I intended to post something here this weekend, but after Friday’s events in Connecticut, it seemed silly to do my usual thing here. I didn’t know what to say about Connecticut either, though, so I didn’t say anything at all.

Saturday, my friend Emma shared her thoughts along with this poem by Edna St. Vincent Millay, who happens to be one of my favorite poets. I thought I’d post the poem here as well, since it seems right.

“Dirge Without Music”

I am not resigned to the shutting away of loving hearts in the hard ground.
So it is, and so it will be, for so it has been, time out of mind:
Into the darkness they go, the wise and the lovely. Crowned
With lilies and with laurel they go; but I am not resigned.

Lovers and thinkers, into the earth with you.
Be one with the dull, the indiscriminate dust.
A fragment of what you felt, of what you knew,
A formula, a phrase remains, — but the best is lost.

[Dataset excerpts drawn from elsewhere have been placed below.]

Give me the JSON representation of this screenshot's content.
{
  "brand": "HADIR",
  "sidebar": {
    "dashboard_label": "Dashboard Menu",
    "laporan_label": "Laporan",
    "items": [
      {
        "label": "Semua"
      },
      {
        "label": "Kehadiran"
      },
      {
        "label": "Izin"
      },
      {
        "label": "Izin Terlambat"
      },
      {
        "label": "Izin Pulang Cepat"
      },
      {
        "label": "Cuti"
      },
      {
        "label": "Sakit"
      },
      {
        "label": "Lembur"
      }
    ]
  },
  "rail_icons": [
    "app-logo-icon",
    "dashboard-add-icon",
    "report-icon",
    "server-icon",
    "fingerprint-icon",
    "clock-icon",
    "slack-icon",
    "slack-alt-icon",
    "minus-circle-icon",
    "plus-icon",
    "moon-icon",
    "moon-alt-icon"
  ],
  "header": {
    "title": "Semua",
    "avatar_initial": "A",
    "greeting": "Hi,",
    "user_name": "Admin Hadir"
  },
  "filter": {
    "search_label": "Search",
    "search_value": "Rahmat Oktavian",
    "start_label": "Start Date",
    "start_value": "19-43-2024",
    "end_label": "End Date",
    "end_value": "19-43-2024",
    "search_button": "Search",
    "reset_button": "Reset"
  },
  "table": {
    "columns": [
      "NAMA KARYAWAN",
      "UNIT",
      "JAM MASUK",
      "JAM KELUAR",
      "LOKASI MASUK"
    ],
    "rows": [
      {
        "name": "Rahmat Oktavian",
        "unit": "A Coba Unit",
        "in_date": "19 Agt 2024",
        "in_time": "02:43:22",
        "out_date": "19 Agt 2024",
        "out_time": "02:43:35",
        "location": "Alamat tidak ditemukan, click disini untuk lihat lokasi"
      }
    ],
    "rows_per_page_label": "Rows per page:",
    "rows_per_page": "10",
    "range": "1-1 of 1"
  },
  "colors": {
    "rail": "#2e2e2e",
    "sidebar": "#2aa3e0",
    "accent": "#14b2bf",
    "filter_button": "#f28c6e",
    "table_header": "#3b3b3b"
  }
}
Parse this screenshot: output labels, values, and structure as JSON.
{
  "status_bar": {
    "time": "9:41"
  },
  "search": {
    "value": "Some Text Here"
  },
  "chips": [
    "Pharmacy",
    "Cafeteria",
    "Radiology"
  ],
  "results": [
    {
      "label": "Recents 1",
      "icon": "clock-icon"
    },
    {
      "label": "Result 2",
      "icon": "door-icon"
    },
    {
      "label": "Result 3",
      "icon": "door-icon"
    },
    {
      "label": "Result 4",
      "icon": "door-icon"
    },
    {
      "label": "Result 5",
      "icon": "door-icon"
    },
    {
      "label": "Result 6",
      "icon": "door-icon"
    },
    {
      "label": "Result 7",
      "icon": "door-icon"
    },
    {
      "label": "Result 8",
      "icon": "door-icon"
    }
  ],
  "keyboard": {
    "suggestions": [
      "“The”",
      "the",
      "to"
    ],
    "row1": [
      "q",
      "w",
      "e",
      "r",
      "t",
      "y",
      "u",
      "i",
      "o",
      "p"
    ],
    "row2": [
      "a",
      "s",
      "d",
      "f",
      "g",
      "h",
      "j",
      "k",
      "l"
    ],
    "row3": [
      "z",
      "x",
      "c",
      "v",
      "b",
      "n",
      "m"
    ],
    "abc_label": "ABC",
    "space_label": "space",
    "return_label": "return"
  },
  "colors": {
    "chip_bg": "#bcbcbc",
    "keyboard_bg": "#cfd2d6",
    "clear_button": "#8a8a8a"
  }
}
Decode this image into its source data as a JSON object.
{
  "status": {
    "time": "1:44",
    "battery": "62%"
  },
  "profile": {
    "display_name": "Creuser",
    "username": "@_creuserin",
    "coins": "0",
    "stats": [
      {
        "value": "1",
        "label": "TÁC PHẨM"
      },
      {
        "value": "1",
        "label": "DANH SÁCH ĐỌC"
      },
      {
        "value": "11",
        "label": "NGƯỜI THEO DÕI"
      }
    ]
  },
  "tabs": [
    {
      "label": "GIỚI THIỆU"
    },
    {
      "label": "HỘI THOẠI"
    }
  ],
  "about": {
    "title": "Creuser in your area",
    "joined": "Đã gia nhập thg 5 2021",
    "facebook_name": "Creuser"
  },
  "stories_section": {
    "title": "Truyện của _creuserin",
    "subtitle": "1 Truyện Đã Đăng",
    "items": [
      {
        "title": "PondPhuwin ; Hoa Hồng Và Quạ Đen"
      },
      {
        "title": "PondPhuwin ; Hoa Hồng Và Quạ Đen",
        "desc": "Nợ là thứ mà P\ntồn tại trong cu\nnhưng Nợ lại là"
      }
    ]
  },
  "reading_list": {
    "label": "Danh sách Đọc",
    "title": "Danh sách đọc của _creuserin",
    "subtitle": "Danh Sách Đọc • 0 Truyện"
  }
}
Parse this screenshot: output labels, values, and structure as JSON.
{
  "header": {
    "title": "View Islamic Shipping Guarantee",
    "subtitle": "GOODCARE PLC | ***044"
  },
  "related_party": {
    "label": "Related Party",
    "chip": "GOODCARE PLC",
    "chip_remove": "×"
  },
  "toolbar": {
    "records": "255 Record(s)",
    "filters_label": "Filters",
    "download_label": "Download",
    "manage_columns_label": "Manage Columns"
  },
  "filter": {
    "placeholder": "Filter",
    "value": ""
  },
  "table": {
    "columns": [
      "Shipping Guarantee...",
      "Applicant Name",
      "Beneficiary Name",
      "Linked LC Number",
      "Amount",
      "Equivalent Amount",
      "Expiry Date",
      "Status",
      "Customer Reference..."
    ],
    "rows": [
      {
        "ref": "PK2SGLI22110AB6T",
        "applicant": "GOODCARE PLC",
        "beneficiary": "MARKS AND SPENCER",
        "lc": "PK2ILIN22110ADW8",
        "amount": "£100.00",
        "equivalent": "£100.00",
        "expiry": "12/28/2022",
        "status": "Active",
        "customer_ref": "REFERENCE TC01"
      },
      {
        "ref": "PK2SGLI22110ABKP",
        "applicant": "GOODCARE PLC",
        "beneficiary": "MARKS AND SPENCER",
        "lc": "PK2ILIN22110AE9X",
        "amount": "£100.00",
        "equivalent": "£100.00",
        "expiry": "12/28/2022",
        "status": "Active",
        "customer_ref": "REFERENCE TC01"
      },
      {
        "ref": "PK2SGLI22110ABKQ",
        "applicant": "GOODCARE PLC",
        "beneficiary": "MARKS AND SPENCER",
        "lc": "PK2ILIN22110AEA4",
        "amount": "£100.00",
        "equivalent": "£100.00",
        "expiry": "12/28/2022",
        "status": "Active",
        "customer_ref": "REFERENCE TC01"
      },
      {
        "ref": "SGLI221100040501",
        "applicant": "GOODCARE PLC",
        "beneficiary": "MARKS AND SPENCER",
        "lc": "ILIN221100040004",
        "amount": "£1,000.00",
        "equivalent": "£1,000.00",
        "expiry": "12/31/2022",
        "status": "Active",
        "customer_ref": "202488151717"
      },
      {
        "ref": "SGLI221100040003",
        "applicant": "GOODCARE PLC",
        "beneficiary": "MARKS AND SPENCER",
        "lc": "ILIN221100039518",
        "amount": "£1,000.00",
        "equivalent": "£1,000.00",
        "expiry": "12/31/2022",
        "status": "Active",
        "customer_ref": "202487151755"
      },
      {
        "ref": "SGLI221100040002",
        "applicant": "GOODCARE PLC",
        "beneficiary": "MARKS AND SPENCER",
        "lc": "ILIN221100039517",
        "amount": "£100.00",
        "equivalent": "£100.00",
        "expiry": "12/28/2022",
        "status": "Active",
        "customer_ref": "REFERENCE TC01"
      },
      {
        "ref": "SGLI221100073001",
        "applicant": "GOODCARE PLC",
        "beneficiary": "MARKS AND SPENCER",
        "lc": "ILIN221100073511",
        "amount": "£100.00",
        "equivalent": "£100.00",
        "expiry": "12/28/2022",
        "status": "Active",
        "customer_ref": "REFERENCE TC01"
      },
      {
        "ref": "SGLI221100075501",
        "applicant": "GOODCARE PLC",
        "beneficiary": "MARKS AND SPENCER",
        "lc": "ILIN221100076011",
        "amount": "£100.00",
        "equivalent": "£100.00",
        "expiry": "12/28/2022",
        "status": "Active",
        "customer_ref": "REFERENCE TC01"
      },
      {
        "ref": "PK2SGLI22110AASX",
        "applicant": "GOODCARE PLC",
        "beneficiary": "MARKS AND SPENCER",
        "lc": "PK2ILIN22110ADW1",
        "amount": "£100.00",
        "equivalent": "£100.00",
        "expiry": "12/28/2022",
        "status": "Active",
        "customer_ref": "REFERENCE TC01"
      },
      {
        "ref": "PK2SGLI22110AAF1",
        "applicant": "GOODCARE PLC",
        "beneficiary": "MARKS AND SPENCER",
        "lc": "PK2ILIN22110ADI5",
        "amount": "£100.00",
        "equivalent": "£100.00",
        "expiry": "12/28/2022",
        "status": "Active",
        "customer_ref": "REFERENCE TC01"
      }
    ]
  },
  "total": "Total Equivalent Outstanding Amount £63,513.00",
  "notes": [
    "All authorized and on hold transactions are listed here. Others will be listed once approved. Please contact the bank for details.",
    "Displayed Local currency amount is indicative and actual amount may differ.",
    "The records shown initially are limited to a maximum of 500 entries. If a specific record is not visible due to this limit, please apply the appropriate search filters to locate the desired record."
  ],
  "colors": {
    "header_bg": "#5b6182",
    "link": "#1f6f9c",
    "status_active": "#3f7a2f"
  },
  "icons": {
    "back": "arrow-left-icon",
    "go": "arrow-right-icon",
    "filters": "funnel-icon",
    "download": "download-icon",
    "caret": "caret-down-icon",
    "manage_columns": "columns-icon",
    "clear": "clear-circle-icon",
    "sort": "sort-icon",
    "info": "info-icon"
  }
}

The answers quick & keen, the honest look, the laughter, the love,
They are gone. They have gone to feed the roses. Elegant and curled
Is the blossom. Fragrant is the blossom. I know. But I do not approve.
More precious was the light in your eyes than all the roses in the world.

Down, down, down into the darkness of the grave
Gently they go, the beautiful, the tender, the kind;
Quietly they go, the intelligent, the witty, the brave.
I know. But I do not approve. And I am not resigned.